Epithelial cells produce IL-23 in response to mucosal damage in a LTβR-dependent manner. (a and b) Bone marrow cells from C57BL/6 (WT) or Il23a^−/− mice were transferred into lethally-irradiated WT or Il23a^−/− mice. Six weeks later, WT→WT, Il23a^−/−→WT and WT→Il23a^−/− chimeric mice were treated for 5 days with 5% DSS. (a) Il23a mRNA expression in the colon of chimeric mice at day 5. (b) Colon length and clinical disease score at day 5. (c and d) Mice were treated for 5 days with 3.5% DSS or left untreated.
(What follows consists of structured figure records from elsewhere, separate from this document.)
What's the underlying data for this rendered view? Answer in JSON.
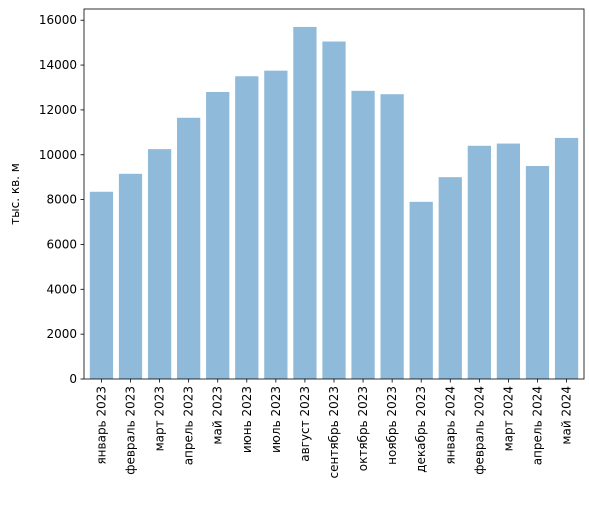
{
  "chart_data": {
    "type": "bar",
    "title": "",
    "xlabel": "",
    "ylabel": "тыс. кв. м",
    "ylim": [
      0,
      16500
    ],
    "yticks": [
      0,
      2000,
      4000,
      6000,
      8000,
      10000,
      12000,
      14000,
      16000
    ],
    "grid": false,
    "bar_color": "#8fbad9",
    "categories": [
      "январь 2023",
      "февраль 2023",
      "март 2023",
      "апрель 2023",
      "май 2023",
      "июнь 2023",
      "июль 2023",
      "август 2023",
      "сентябрь 2023",
      "октябрь 2023",
      "ноябрь 2023",
      "декабрь 2023",
      "январь 2024",
      "февраль 2024",
      "март 2024",
      "апрель 2024",
      "май 2024"
    ],
    "values": [
      8350,
      9150,
      10250,
      11650,
      12800,
      13500,
      13750,
      15700,
      15050,
      12850,
      12700,
      7900,
      9000,
      10400,
      10500,
      9500,
      10750
    ]
  }
}
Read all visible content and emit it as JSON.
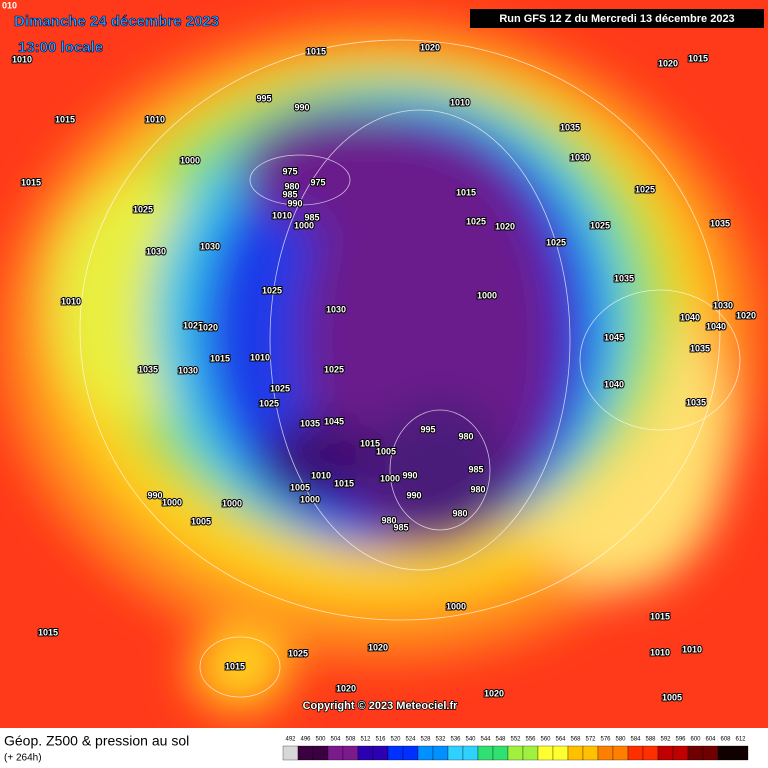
{
  "header": {
    "date": "Dimanche 24 décembre 2023",
    "time": "13:00 locale",
    "run": "Run GFS 12 Z du Mercredi 13 décembre 2023",
    "corner": "010"
  },
  "isobar_labels": [
    "1015",
    "1020",
    "1010",
    "1020",
    "1015",
    "1015",
    "1010",
    "995",
    "990",
    "1010",
    "1035",
    "1000",
    "1030",
    "1015",
    "975",
    "975",
    "980",
    "985",
    "990",
    "1010",
    "985",
    "1000",
    "1015",
    "1025",
    "1025",
    "1020",
    "1025",
    "1025",
    "1025",
    "1035",
    "1030",
    "1030",
    "1035",
    "1000",
    "1025",
    "1030",
    "1010",
    "1025",
    "1020",
    "1030",
    "1040",
    "1040",
    "1020",
    "1045",
    "1015",
    "1010",
    "1035",
    "1030",
    "1025",
    "1035",
    "1025",
    "1025",
    "1040",
    "1035",
    "995",
    "980",
    "1015",
    "1005",
    "1035",
    "1045",
    "985",
    "990",
    "1000",
    "980",
    "1010",
    "1005",
    "1015",
    "1000",
    "990",
    "1000",
    "1000",
    "990",
    "980",
    "985",
    "980",
    "1005",
    "1000",
    "1015",
    "1015",
    "1025",
    "1020",
    "1015",
    "1010",
    "1010",
    "1020",
    "1020",
    "1005"
  ],
  "copyright": "Copyright © 2023 Meteociel.fr",
  "footer": {
    "title": "Géop. Z500 & pression au sol",
    "lead": "(+ 264h)"
  },
  "legend": {
    "scale": [
      492,
      496,
      500,
      504,
      508,
      512,
      516,
      520,
      524,
      528,
      532,
      536,
      540,
      544,
      548,
      552,
      556,
      560,
      564,
      568,
      572,
      576,
      580,
      584,
      588,
      592,
      596,
      600,
      604,
      608,
      612
    ]
  }
}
LTβR-Ig fusion protein or control IgG was administered i.p. at days 0 and 3 (150 µg/mouse). (c) IL-23-driven GFP expression was evaluated at day 5 in the colon of IL-23-GFP^+/− mice by GFP staining (green). Nuclei were stained with Hoechst (blue). (d) Il23a and Il22 expression was evaluated in the colon of C57BL/6 mice at day 5. (e) C57BL/6 mice were treated for 5 days with 3.5% DSS. Agonistic αLTβR or control antibody was injected i.p. at days 0 and 3 (100 µg/mouse). Colonic Il23a and Il22 mRNA expression was evaluated at day 5. (f) CMT-93 epithelial cells were stimulated with agonistic αLTβR antibody (5 µg/ml) or LPS (1 µg/ml). Il23a mRNA expression and IL-23 protein production in culture supernatant was measured. (g) Il23a mRNA expression in sorted EpCAM ⁺ CD45⁻ colon epithelial cells from WT mice, stimulated in vitro with agonistic αLTβR antibody (5 µg/ml) or LPS (1 µg/ml) for 12h. (h) Il23a mRNA expression in sorted EpCAM⁺ CD45⁻ colon epithelial cells at day 5 after DSS treatment. For mRNA expression, data are normalized to Hprt. *P<0.05; **P<0.01; ***P<0.001 (Student’s t-test (a, b, d, e, f left panel, g, h) or two tailed Mann-Whitney test (f right panel)). Data are representative of two independent experiments with 3–7 mice per group. Error bars represent SEM.